23 de julho de 2011

Conversas recreativas e inquebrantáveis - Antero

Antero nasceu no século passado e desde então nunca parou de estudar. Nas férias trabalha como oficial de polícia e de justiça. Recebeu uma medalha de honra ao mérito por ações beneficentes e na bolsa de valores, onde acumulou riqueza de espírito e financeira. Esportista “good” em Badminton, defendeu os times locais de divisões questionáveis além de musaranhos, pangolins, antílopes (cetartiodátilos) e abrigou adultos carentes. Ele está aqui para falar um pouco da sua vasta experiência de vida.

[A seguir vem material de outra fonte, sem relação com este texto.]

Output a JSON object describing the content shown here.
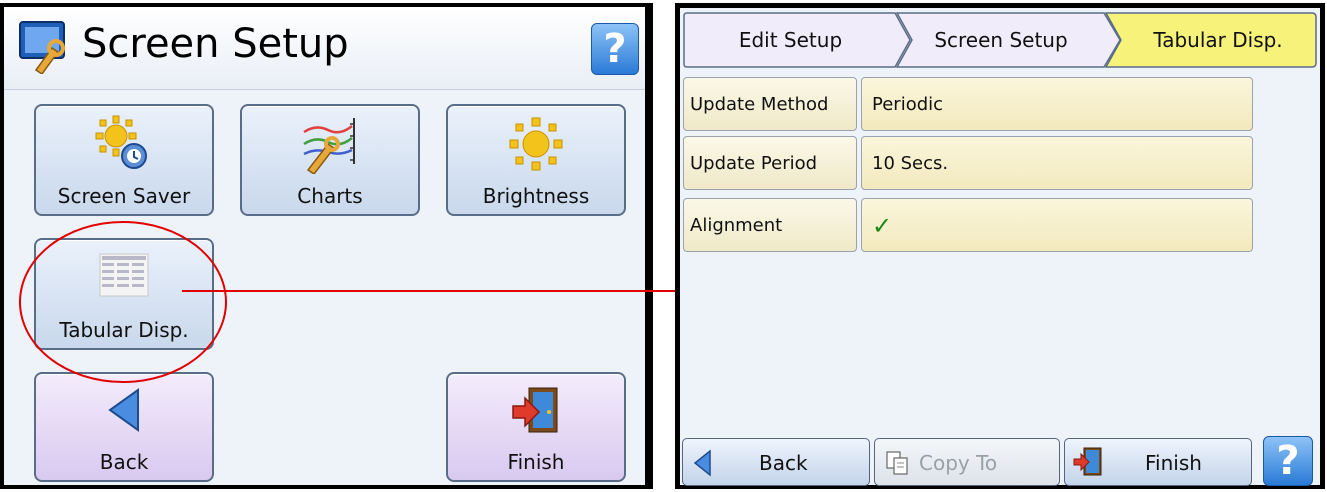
{
  "left_panel": {
    "title": "Screen Setup",
    "help_label": "?",
    "tiles": [
      {
        "label": "Screen Saver",
        "icon": "screen-saver-icon"
      },
      {
        "label": "Charts",
        "icon": "charts-icon"
      },
      {
        "label": "Brightness",
        "icon": "brightness-icon"
      },
      {
        "label": "Tabular Disp.",
        "icon": "tabular-display-icon"
      }
    ],
    "back_label": "Back",
    "finish_label": "Finish"
  },
  "right_panel": {
    "breadcrumbs": [
      "Edit Setup",
      "Screen Setup",
      "Tabular Disp."
    ],
    "rows": [
      {
        "key": "Update Method",
        "value": "Periodic"
      },
      {
        "key": "Update Period",
        "value": "10 Secs."
      },
      {
        "key": "Alignment",
        "value": "✓"
      }
    ],
    "buttons": {
      "back": "Back",
      "copy_to": "Copy To",
      "finish": "Finish",
      "help": "?"
    }
  },
  "colors": {
    "annotation": "#e00000",
    "active_crumb": "#f6f27a",
    "check": "#1a8a1a"
  }
}
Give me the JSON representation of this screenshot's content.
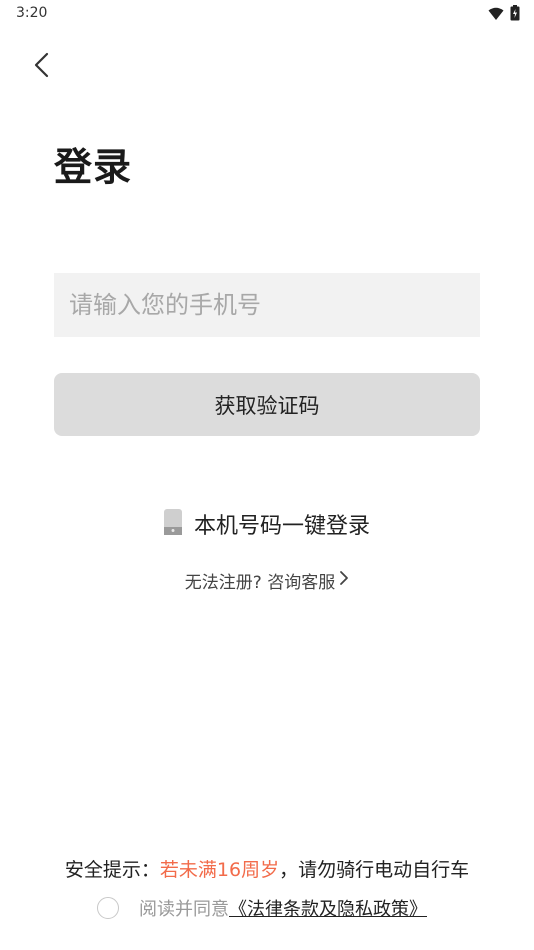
{
  "status_bar": {
    "time": "3:20",
    "icons": [
      "wifi-icon",
      "battery-icon"
    ]
  },
  "header": {
    "back_icon": "chevron-left-icon"
  },
  "main": {
    "title": "登录",
    "phone_input": {
      "value": "",
      "placeholder": "请输入您的手机号"
    },
    "get_code_button": "获取验证码",
    "one_click_login": {
      "icon": "phone-icon",
      "label": "本机号码一键登录"
    },
    "help": {
      "label": "无法注册? 咨询客服",
      "icon": "chevron-right-icon"
    }
  },
  "footer": {
    "safety_prefix": "安全提示：",
    "safety_highlight": "若未满16周岁",
    "safety_suffix": "，请勿骑行电动自行车",
    "agree_prefix": "阅读并同意",
    "policy_link": "《法律条款及隐私政策》"
  },
  "colors": {
    "accent_warning": "#f26b4a",
    "button_bg": "#dcdcdc",
    "input_bg": "#f2f2f2"
  }
}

Em qual fase da sua vida você percebeu que o verdadeiro sentido da vida não estava na sua coleção de escafandros?
Eu vendi essa coleção faz tempo. Começou a enferrujar e eu estava precisando investir em algo que fizesse sentido na minha vida...

Então o ferrugem foi benéfico para você. Um estímulo para mudar!
Eu não disse isso e não irei repetir o que disse.

Sem problema... Aqui a gente deixa o entrevistado livre para divagar. E é por conta disso que insistimos em perguntar o que os demais veículos de comunicação não perguntam.
Olha... Vou fazer um comentário e espero que não leve para o pessoal.

Para o pessoal da redação?
Não, para o lado pessoal... Acho esse quadro muito sem sentido.

Que quadro? Esse, do Théodore Rousseau, "A primavera"?
Não estava me referindo a esse tipo de quadro, mas já que você tocou no assunto... O lá da recepção é tão sem sentido quanto as perguntas que me fazes.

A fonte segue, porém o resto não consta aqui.